Without having access to the proprietary design documents of these landers, it will be impossible to give a definite answer.
However, there are a few observations and guesses we can make. First of all, the landers (its only three, the last two are the same lander in different configurations)
- Altair (LSAM), crewed, two stages (non re-usable), 14.5 tons payload
- Lockheed Martin Lunar Lander, crewed, 1 ton payload, 2-week stay, reusable
- Blue origins 'Blue Moon', crewed
- Blue Origins 'Blue Moon', robotic, 6.5 tons payload capacity
I'd also like to mention Artemis of Draper, which has a similar structure (nozzle at the bottom, crew cabin on top with docking port).
All these landers have certain things in common, for good reason. First of all, you need a propulsion system that pushes the vehicle upwards. You have basically two options for this - side-mounted thrusters like the LES of Crew Dragon or one or two nozzles at the bottom. Side-mounted thrusters have to deal with vector losses and exhaust interfering with the vessels structure, making a nozzle (or two) at the bottom a very desirable design choice.
This makes it very, very desirable to have the docking port exactly centered on top of the vessel. Because that way, the center of mass/gravity stays aligned with the thrust vector after docking. That is what enabled the LM to act as main propulsion system on Apollo 13, saving the crew. Where the CoG not aligned with the CoT, any LM burn would have introduced an uncontrollable tumble. Also, if the nozzle and docking port are on opposite ends, you do not have to worry about exhaust interfering with the structure of the docked vessel.
Having the docking port on top makes it very desirable to have the crew cabin with the pressure vessel on top, too, since you do not want a long, pressurized tunnel running through the whole length of the ship. In case of Altair, which was a two stages lander, you need to have the crew cabin on the ascent stage anyways, and again need a propulsion system that is oriented downwards on the ascent stage as well.

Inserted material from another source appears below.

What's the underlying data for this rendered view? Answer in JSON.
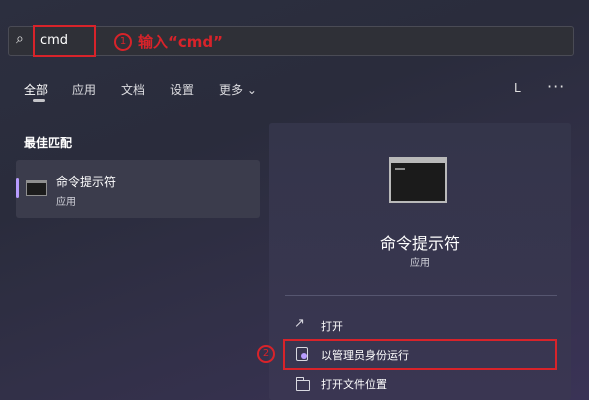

Putting stuff around the nozzle isn't a good idea due to gimbaling, and you do not want to put stuff in the area that is left free for ground clearance. The engines itself should be attached directly to the main airframe in order to distribute the loads on the whole frame - putting them in flimsy trusses far away from the body isn't a good solution, because the trusses add extra weight and they can easily break. Simply putting the engines side-mounted like the SuperDracos on Crew Dragon (with all the drawbacks that brings) or as a single nozzle underneath is much more feasible.
Furthermore, you will want to avoid excessive plumbing, so where ever you put the engines, the fuel tanks ought to be close by. If you have an engine at the bottom, the fuel tanks will end up at the bottom as well. This is also a problem with the proposed design where engine hang on trusses - you have to have plumbing there, with all the associated problems (thermal management, pumps, sloshing, ullage). You neither want the fuel flow to impart torque on your vessel, nor do you want to have your fuel lines freeze or overheat. Fuel flow from top to bottom from a close-by tank is much more feasible in all those aspects.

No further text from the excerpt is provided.